Fen Fakültesi Dekanlığı, Biyoloji Bölümü ile
Botanik Ana Bilim Dalı Başkanlıklarının ortak çalışması ve önerileri
doğrultusunda, 1933 Üniversite Reformunun 70.yılında, bahçenin adına, "Alfred
HEILBRONN" adının eklenmesi kararlaştırılmış. Bahçenin kurucusunun
isminin, sonsuza değin İstanbul'da yaşatılması hedeflenmiştir. 12 Aralık
2003 günü yapılan bir bilimsel toplantının ardından da, ismi "İstanbul
Üniversitesi, Alfred Heilbronn Botanik Bahçesi" olmuştur.
Pek çok bilim adamı için Türkiye, ikinci vatan
olmuştur. 1950-56 yıllarında bilim adamlarının
bir kısmı Almanya'ya geri dönmüş, bir kısmı da A.B.D.'ye gitmiştir.
Ord.Prof.Dr.Alfred Heilbornn, 1948'de Doç.Dr.Mehpare Başarman ile evlenmiş;
Türk vatandaşlığına geçmiştir. 1955 yılında yetmiş yaş haddinden dolayı emekliye ayrılmış;
Almanya'ya dönerek Münster Üniversitesi Botanik ve Genetik onursal
profesörlüğüne atanmıştır. 1961 yılında Münster'de yaşama veda etmiştir.

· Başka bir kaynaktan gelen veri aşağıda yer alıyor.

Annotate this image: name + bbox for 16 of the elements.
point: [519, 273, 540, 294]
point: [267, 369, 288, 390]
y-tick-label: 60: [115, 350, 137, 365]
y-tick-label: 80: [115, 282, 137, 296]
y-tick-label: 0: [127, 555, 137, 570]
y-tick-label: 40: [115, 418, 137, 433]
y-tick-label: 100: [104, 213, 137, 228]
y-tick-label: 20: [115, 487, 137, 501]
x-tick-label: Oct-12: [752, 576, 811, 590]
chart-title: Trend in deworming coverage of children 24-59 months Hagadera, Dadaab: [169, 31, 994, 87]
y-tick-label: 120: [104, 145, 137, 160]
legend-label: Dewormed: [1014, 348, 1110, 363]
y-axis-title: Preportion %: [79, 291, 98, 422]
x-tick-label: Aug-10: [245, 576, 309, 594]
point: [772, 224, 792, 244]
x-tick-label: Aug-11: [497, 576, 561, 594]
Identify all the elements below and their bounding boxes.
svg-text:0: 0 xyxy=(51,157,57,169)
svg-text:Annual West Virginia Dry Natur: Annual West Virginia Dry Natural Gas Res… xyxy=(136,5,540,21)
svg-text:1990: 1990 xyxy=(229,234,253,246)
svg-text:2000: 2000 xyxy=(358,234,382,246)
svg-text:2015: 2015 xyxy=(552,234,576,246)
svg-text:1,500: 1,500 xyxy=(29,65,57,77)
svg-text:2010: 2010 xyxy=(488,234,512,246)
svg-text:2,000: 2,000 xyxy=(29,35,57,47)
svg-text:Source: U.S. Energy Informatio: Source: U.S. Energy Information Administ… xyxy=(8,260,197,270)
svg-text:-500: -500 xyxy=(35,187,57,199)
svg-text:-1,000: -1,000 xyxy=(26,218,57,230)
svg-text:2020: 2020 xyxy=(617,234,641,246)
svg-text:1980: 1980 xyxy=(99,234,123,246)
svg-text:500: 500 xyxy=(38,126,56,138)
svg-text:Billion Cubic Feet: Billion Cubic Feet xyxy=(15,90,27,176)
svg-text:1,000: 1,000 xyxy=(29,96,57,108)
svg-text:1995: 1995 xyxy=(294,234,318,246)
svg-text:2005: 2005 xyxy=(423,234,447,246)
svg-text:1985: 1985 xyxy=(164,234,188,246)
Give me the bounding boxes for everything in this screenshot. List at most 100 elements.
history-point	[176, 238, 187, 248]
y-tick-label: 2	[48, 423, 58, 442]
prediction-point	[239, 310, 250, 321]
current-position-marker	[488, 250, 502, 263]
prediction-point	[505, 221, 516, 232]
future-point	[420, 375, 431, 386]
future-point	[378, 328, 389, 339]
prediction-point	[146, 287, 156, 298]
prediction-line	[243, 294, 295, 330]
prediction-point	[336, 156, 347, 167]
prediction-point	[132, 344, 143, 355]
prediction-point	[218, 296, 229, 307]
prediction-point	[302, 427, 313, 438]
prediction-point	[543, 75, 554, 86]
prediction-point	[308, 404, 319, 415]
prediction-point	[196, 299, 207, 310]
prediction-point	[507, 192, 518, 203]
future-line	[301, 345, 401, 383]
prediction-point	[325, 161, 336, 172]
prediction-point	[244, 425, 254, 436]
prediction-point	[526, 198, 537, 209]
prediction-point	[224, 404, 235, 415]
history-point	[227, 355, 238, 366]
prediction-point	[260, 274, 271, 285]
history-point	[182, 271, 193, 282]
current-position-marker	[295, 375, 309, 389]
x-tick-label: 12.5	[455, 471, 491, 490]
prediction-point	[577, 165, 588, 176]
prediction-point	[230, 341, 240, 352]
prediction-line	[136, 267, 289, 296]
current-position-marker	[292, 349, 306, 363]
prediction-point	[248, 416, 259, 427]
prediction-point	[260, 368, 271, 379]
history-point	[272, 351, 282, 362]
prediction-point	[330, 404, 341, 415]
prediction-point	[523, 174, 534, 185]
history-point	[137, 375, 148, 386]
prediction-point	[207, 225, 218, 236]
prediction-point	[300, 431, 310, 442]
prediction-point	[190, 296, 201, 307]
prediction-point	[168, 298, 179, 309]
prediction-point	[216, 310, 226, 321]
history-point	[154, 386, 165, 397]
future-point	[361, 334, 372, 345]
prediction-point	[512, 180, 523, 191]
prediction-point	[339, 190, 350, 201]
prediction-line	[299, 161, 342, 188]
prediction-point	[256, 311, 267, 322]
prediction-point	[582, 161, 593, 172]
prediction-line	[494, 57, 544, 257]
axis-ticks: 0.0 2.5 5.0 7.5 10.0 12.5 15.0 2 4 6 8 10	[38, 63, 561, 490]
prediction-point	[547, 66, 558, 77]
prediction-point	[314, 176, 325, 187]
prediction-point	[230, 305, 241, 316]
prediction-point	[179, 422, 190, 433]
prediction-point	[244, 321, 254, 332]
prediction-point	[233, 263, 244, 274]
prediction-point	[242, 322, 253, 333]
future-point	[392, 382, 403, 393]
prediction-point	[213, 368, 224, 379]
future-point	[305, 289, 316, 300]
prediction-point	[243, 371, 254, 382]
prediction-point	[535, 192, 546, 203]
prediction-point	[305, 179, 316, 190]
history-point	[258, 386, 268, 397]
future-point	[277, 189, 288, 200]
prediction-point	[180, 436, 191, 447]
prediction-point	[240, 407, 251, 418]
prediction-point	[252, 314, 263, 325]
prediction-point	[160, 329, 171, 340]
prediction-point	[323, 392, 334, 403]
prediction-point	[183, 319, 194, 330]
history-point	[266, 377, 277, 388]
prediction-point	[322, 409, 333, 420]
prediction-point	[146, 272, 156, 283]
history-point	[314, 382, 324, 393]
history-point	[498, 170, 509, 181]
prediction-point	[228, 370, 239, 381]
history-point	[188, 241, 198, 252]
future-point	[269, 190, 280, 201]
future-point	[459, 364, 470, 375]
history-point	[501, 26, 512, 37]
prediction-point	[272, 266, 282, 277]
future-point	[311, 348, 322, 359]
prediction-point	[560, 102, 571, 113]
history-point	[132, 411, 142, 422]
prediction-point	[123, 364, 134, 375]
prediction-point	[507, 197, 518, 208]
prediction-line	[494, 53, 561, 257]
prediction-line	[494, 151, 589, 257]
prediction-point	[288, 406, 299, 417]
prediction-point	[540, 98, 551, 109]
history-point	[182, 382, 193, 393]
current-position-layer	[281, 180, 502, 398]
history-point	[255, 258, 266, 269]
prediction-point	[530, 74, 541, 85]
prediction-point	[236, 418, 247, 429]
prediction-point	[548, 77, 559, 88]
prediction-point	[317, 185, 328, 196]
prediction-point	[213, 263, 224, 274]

Süleymaniye'deki Botanik bölümünde, Farmakobotanik
ve Genetik Enstitüsü, Umumi Nebatat Enstitüsü, Farmasötik Botanik, Genetik,
Bitki Fizyolojisi, Morfolojisi, Sistematiği, dersleri verilmiştir. Halen Süleymaniye'deki Heilbronn Botanik
Bahçesi, Pazar günleri dışında ücretsiz
halka açıktır. Ziyaret edilebilir. Türkiye'de bilimsel temele dayanan eğitimin
başlangıç yeri gidilip, görülebilir. Botanik bahçelerinin amacına uygun olarak,
bu bahçede de bilimsel araştırmalar yapılıyor; çeşitli bitki koleksiyonları
muhafaza ediliyor. Sergilenen bitkilerle birlikte adeta açık hava bilim müzesi
ve araştırma merkezi görevini yürütüyor.
İSTANBUL ÜNİVERSİTESİ'NİN GİZLİ BAHÇESİ
Her gün İstanbul insanının doğaya olan özlemi
artıyor, fırsat buldukça kendimizi doğanın kollarına bırakıyoruz. İstanbul'da
gitgide azalan yeşil renk yerini gri betona bırakıyor. Yeşil özlemini gidermenin tek yolu, çoğu
zaman İstanbul dışına çıkmak oluyor.
Aslında etrafımızdaki, yani başımızdaki ağacı görmeye başladığımızda her
şey farklı görünmeye de başlıyor. İstanbul'daki gizli bahçeleri keşfetmeye
başlamaya ne dersiniz?
SAYILARLA İ.Ü, ALFRED HEILBRONN
SÜLEYMANİYE BOTANİK BAHÇESİ
Yaklaşık 17 dönüm üzerine kurulu olan bahçenin 14
dönümü üzerinde sistemli olarak parselleme yapılmış; bu parseller içerisinde familya
yani bilimsel veya biyolojik sınıflandırma yapılmıştır. Bu çalışma, biyologların
yaşayan veya soyu tükenmiş canlılara ait türleri nasıl gruplandıracaklarına
dair bilimsel temellere dayanır. Bitkiler, çeşitli zamanlarda Anadolu'nun
çeşitli bölgelerinden toplanmış ve bahçeye aktarılmıştır. Büyük bir kısmı, 1.000
metrekarelik 10 adet serada yaşatılmaktadır. Bugün bahçede 15 adedi seralarda,
8 adedi doğal ortamda, bir kısmı ısıtılan 23 adet çeşitli boyutlarda havuz yer
almaktadır. Ayrıca 430 metrekarelik bir Taş Bahçe bulunmaktadır. 160 familyadan
400 adet ağaç ve çalı ile yaklaşık 3500 adet otsu bitki parsellere yerleştirilmiştir.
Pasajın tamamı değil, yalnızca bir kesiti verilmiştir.